1- In this study, many types of trapping by nematophagous fungi in soil collected randomly from different places grown with tomato, banana and lemon had been found.

2- The nematode Xephenema sp. which attack lemon trees had been seen captured by a net made by the mycelium of the fungus A. oligospora and it had been held at least at two points. The same nematode had bee captured by adhesive knob.

3- Another way of trapping that, the mycilium of the fungus A. oligospora had been seen inside the body of the nematode and consumed all the contents of it.

4- The fungus Trichoderma harzianum has been tested for its potential as a biological control agent and was found to suppress nematode population densities when it was added in different concentrations to 50 number of Meloidojyne javanica nematodes in soil planted with tomato. The fungus reduced the numbers of nematode galls on tomato roots compared with the untreated treated control and

5- resulted in excellent plant vegetative growth.

6- Growing of lemon plants on soil artificially infested with Xephenema sp. nematodes and treated with different concentrations of the fungus A. oligospora inocula significantly increased the number of lemon plant leaves, stem length, root length and also increased the fresh and dry root weight compared to the same soil without fungus inoculation. 7- Also the different concentrations of the fungus A. oligospora inocula resulted in excellent vegetative growth of banana plants when grown in soil artificially infested with the nematode R. similis.

8- Effect of the different rates of the fungus Trichoderma harzianum metabolites on the nematode Xiphenema sp. after 24 hours gave comparable percentage of mortality, 16.8%, 14.19% and 11.65% respectively, but significantly better than the untreated control that resulted in 3.78% mortality. After 72 hours, the highest concentrations of the fungal metabolites resulted in significantly high nematodes mortality (66.24%) compared with the lowest one (42 93%) and the untreated control (8.87%).

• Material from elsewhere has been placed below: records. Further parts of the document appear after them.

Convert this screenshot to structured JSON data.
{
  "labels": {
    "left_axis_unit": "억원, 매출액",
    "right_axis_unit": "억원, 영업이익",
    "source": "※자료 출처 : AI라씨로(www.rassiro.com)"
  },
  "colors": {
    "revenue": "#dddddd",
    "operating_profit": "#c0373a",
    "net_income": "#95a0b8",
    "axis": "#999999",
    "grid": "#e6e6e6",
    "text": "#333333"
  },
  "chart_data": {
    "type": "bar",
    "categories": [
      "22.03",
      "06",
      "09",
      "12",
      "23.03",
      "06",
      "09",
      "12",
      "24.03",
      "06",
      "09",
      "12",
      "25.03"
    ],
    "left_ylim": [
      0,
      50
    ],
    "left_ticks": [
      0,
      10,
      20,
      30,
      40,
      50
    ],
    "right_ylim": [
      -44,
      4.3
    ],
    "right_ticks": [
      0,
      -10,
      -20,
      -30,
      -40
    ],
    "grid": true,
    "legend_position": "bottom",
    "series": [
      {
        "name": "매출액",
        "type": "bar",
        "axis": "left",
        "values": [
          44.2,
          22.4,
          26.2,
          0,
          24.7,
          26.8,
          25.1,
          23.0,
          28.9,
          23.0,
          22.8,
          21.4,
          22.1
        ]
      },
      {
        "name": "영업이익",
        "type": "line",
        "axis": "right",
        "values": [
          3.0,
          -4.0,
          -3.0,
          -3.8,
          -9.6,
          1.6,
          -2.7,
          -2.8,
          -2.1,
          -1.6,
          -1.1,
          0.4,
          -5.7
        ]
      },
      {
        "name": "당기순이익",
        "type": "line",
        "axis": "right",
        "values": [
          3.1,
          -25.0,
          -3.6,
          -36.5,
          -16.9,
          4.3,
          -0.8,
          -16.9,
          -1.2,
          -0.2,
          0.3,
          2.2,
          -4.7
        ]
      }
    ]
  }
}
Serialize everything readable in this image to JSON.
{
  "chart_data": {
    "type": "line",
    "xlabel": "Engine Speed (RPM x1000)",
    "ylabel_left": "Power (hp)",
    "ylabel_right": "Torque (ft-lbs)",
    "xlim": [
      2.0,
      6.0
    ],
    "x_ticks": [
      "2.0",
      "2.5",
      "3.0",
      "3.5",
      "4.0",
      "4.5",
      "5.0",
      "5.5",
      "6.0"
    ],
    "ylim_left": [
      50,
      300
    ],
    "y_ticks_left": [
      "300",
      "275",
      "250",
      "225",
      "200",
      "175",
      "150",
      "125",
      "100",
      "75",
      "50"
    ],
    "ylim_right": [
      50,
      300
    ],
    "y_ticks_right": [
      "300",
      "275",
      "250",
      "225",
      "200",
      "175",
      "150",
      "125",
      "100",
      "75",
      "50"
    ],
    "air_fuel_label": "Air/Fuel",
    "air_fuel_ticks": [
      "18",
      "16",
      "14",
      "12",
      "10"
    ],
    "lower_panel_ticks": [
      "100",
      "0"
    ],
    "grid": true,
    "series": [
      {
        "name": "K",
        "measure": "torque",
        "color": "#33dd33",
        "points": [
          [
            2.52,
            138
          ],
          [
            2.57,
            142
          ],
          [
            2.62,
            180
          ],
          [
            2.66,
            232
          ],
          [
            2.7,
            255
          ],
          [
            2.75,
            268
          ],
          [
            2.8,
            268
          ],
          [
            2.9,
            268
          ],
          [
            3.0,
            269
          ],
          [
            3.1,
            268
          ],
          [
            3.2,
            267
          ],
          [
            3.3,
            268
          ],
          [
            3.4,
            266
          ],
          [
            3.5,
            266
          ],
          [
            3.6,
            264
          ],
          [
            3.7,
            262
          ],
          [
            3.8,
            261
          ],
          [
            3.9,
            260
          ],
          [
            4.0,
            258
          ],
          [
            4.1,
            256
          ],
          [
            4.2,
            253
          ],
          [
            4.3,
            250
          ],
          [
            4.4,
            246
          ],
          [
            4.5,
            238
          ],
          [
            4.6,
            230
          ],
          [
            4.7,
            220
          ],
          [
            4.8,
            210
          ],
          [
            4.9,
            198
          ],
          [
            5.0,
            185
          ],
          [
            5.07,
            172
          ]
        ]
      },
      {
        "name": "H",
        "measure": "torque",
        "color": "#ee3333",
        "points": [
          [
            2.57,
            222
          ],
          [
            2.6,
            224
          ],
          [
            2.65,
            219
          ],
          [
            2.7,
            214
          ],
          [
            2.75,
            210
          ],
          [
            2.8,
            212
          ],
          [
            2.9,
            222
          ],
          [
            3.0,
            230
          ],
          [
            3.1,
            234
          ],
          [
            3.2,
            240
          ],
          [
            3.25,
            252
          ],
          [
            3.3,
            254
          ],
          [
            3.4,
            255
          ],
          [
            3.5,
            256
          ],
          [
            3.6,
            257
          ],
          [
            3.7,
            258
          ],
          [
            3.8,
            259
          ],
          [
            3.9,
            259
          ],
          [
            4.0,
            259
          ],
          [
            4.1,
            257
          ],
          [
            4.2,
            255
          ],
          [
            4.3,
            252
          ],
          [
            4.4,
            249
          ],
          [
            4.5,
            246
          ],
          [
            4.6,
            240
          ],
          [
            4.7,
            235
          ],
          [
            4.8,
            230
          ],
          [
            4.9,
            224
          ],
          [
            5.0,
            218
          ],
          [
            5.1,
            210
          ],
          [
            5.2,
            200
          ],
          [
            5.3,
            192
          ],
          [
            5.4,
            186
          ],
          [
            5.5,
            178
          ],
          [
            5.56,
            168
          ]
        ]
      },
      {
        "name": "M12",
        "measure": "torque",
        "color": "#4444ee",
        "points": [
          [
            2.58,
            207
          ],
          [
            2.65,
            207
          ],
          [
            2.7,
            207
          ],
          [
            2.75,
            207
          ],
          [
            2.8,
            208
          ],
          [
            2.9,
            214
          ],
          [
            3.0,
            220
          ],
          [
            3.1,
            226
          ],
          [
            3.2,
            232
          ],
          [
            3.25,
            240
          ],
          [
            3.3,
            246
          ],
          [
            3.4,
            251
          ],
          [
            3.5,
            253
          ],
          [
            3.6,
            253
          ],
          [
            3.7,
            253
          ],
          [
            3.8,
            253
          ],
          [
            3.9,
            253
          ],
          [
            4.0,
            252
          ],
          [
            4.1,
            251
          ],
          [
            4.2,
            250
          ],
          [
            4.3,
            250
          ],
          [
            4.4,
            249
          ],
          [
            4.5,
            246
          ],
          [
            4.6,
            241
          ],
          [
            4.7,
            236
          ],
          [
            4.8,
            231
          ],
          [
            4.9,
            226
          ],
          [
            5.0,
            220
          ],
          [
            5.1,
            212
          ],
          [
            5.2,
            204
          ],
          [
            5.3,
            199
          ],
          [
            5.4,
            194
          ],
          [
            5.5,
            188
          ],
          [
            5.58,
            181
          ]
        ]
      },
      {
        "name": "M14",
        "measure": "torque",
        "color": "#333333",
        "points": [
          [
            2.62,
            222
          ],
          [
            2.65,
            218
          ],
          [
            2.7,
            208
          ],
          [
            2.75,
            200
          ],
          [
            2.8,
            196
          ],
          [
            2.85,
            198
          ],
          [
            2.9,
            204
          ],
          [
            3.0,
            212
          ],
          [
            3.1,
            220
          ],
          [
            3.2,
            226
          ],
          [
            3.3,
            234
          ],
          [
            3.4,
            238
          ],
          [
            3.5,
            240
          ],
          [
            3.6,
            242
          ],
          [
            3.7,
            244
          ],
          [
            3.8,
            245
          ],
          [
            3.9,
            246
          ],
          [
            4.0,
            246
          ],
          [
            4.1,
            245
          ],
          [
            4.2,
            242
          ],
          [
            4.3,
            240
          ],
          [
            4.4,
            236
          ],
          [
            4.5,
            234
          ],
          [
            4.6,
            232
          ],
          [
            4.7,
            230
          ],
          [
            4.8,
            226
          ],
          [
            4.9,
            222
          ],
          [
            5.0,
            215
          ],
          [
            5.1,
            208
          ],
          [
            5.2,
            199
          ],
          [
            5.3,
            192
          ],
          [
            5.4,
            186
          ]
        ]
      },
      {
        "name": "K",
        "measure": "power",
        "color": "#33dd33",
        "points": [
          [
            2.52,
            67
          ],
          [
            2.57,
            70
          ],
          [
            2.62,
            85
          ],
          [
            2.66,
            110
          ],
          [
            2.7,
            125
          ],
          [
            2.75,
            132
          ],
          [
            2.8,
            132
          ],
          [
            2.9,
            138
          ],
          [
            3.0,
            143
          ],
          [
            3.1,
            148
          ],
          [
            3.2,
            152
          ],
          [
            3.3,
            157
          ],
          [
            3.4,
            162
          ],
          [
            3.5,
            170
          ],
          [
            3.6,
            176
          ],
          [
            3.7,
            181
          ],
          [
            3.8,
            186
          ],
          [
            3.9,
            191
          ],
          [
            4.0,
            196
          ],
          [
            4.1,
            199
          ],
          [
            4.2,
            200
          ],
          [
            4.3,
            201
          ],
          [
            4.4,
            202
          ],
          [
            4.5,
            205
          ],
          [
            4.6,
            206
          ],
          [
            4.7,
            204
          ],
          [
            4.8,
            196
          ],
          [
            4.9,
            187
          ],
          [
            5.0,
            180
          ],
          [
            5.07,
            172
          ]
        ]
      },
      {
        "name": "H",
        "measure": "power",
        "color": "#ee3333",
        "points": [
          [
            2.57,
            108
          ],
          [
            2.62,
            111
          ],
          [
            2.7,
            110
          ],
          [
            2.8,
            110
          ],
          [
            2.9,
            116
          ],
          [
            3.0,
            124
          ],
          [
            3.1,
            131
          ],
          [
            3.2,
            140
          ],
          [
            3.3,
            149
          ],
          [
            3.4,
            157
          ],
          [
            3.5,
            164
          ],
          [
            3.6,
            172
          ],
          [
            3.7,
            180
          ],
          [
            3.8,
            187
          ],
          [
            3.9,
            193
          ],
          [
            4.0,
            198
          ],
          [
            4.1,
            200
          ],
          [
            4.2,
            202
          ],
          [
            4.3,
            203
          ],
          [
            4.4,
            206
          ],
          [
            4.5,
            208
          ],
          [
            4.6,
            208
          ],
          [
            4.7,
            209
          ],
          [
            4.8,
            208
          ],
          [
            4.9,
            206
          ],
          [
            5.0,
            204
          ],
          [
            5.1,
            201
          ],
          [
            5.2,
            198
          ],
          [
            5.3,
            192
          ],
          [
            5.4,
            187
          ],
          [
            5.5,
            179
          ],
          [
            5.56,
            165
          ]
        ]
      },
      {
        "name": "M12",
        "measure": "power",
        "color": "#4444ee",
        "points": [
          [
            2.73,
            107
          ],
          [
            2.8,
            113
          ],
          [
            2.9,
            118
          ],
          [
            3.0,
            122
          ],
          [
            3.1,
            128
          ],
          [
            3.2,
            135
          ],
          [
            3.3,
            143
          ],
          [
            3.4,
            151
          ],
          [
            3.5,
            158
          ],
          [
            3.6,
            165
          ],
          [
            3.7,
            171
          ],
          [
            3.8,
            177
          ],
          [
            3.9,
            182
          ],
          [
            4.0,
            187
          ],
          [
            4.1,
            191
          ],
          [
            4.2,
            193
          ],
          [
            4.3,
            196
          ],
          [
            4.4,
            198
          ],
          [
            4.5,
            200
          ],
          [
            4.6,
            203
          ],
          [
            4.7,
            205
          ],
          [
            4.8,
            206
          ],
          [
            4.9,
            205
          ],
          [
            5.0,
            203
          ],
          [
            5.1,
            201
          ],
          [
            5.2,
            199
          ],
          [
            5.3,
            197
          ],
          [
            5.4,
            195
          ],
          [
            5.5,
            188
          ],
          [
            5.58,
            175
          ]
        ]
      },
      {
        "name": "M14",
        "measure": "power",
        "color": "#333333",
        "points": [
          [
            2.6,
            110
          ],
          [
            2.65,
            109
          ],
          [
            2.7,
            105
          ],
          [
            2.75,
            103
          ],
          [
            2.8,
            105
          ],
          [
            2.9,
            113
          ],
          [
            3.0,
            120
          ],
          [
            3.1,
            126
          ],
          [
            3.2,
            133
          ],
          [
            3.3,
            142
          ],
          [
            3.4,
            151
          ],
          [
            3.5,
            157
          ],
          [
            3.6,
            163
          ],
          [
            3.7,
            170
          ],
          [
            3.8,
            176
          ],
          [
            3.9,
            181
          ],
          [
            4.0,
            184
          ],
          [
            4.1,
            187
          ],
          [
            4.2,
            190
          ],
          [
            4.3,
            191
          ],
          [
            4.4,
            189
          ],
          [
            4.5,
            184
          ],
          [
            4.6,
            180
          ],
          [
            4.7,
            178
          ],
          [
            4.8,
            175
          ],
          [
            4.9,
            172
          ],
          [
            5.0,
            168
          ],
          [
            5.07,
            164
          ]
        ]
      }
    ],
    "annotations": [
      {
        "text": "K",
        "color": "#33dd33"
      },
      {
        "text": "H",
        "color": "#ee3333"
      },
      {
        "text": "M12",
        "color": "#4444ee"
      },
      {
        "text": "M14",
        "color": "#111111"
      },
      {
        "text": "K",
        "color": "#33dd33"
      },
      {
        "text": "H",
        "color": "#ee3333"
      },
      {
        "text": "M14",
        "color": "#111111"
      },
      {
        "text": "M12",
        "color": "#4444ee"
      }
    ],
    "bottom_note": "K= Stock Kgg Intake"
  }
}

9- The rise in prices and resistance of organisms and pest to pesticides necessitates the search for other suitable way in controlling plant diseases.

10- Use of nematophagous fungi as biocontrol agents help in decreasing the cost of nematicides and reduce the application rates, thus conserving the ecosystem.

Recommendations:-

Due to the high prices of chemical pesticides and their hazards to the environment and unforeseen effects on human and animal health. It shoud be recommended that:-

1- More attention should be given to biological control, specially by nematophagous fungi. 2- It should be team work and in large scale. 3- Nematophagous fungi are easly to be isolated on culture media and used to inoculate soils cropped to plants susceptable to nematode diseases. 4- Fungal metabolites can also be used to inoculate soils to decrease infestation by variety of plant pathogens, specially soil borne diseases.